Well, now that this one is far enough underway to imagine what the rest of it will look like...it's depressingly easy to imagine what the rest of it will look like.

Well, that kind of predictable reassurance can count as a stolid virtue in some cases. Law cases, packing cases, filing cabinets. It looks like nothing we haven't seen before, and nothing we won't see again. Let's hope God is really in the details on this one, because there's nothing inspired about the rest of it.

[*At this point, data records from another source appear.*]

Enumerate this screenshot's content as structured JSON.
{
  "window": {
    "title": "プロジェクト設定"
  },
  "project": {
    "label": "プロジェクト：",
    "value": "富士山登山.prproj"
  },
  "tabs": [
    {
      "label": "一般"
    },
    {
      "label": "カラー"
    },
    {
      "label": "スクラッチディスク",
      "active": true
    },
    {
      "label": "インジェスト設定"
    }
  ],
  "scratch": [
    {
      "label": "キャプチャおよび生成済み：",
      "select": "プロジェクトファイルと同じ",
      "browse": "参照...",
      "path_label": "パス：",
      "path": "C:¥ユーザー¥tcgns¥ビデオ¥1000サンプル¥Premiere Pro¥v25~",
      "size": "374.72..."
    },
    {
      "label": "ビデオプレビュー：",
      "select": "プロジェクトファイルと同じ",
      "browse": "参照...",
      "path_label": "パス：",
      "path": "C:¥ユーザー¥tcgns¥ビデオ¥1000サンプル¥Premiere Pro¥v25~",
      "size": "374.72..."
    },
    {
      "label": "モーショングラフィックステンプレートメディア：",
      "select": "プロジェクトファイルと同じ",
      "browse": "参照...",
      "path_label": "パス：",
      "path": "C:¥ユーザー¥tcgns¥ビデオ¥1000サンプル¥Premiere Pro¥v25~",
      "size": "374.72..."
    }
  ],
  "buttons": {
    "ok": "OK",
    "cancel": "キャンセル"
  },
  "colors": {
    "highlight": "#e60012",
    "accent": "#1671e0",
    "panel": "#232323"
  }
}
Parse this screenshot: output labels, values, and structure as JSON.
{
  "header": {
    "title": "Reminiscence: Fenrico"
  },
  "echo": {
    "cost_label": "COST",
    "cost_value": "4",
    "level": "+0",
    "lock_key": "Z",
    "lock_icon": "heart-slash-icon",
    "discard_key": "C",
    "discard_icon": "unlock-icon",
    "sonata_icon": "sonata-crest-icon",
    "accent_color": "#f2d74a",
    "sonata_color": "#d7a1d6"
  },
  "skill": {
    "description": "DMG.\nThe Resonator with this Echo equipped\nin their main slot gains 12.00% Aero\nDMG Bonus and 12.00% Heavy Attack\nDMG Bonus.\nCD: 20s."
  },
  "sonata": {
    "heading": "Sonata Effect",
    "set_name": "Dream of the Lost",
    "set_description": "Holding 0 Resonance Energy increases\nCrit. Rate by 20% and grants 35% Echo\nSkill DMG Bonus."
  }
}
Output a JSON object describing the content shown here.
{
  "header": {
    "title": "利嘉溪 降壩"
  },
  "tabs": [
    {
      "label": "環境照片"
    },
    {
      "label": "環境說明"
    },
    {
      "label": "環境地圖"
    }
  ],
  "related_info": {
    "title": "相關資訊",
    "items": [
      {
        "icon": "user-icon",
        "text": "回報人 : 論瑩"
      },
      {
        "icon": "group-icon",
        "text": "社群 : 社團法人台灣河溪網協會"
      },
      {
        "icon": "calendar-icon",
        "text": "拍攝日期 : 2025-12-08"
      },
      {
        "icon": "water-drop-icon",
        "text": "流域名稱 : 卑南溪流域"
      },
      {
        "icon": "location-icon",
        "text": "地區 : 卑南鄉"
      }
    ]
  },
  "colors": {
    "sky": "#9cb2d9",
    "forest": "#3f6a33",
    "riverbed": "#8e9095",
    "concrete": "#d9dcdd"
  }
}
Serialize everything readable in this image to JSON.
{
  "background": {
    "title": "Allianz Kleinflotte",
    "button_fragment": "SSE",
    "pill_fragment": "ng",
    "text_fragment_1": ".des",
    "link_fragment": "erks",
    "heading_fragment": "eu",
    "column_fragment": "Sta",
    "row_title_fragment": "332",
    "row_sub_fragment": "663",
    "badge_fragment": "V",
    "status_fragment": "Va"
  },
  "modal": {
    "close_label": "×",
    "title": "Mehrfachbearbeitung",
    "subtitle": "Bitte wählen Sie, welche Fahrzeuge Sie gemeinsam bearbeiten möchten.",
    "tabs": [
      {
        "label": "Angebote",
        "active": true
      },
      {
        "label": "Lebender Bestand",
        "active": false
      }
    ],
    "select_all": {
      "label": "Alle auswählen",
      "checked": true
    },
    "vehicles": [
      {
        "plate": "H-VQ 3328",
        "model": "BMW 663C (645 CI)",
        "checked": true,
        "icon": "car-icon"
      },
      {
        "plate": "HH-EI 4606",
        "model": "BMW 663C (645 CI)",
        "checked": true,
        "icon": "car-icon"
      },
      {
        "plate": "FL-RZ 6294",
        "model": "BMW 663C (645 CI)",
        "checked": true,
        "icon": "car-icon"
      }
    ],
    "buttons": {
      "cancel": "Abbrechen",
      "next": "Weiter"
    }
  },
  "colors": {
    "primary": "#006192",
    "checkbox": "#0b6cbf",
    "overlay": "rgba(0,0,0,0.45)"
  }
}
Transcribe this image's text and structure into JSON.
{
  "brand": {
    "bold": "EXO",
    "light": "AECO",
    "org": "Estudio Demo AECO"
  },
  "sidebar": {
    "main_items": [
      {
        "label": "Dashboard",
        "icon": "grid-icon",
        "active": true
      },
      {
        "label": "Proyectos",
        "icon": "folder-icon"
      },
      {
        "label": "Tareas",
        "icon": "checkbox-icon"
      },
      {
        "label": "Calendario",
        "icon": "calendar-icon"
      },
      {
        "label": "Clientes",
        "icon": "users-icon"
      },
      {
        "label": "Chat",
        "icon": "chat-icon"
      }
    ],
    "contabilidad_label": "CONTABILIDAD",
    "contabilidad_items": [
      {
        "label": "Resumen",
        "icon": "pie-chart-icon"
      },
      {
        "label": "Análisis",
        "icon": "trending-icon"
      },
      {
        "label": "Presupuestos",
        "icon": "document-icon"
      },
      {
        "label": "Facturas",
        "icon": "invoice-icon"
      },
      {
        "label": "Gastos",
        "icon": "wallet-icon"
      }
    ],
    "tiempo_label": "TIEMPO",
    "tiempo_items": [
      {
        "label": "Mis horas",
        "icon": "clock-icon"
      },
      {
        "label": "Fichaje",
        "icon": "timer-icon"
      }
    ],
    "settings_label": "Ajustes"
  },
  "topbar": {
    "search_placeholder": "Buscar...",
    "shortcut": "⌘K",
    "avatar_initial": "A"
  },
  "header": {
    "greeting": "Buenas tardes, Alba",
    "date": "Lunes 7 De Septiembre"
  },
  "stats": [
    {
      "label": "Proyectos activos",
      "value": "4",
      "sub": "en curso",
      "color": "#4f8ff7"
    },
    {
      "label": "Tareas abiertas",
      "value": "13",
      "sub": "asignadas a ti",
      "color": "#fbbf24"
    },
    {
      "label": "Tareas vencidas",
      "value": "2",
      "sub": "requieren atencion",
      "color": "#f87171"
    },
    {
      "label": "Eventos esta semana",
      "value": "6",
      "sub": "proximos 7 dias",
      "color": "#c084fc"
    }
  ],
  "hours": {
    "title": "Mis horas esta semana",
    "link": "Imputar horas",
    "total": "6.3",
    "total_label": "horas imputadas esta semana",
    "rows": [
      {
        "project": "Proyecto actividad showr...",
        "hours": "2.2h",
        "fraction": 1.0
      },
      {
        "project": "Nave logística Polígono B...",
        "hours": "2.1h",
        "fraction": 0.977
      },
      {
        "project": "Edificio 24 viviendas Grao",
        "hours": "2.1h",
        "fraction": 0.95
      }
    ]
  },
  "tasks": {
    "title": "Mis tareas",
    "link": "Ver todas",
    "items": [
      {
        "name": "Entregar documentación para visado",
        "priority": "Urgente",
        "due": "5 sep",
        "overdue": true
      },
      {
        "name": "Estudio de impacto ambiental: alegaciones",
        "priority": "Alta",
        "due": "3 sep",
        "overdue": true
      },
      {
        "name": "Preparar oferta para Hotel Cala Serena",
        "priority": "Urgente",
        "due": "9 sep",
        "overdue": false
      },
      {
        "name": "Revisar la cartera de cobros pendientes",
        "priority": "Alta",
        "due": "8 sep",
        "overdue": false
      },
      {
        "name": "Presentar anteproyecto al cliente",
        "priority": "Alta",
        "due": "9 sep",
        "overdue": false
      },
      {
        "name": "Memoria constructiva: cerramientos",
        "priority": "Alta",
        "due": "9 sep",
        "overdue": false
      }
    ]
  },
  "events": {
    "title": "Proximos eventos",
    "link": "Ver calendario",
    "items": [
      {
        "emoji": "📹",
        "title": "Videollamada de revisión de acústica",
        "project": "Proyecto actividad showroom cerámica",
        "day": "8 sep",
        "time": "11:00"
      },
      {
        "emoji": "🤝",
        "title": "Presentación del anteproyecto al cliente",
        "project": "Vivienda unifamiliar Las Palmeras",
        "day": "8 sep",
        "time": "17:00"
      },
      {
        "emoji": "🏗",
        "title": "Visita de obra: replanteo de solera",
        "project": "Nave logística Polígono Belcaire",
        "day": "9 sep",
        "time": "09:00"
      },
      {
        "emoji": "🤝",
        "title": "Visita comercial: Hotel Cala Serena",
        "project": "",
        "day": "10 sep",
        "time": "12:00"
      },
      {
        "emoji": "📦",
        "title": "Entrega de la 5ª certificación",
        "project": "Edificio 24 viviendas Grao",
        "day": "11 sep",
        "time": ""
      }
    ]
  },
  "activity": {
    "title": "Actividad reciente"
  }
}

For those not looking for the rest of it, though, it's still not without functionalist pleasures you won't have to have a magnifying glass or a book by Vitruvius - or Google button - to discover. The office floors will, no doubt, be amazingly level, and meet the modernist curtainwall discreetly. The building will take up the exact amount of space it was meant to, and, astonishingly, no more. It will be cost-engineered to last long enough, to maximize a particular range of profits. Changes in lighting conditions will change how it appears. Adjusting a certain thermostat will change the indoor temperature of certain areas. People will be able to walk around it, allowed to observe others inside interactively though the miracle material known as plate glass. Who can say it's without it's modernist charms? Modernist, but not particularly modern. Nor deeply intelligent. Nor generous, which was badly needed in this place.

Oh well, it's up, it's nearly done, it's out of our hands. So it goes. In the Protestant orphanges that dotted our early city they'd say to the kids as they dished out their oatmeal: it's good for you, you don't need better, and who do you think you are, anyway?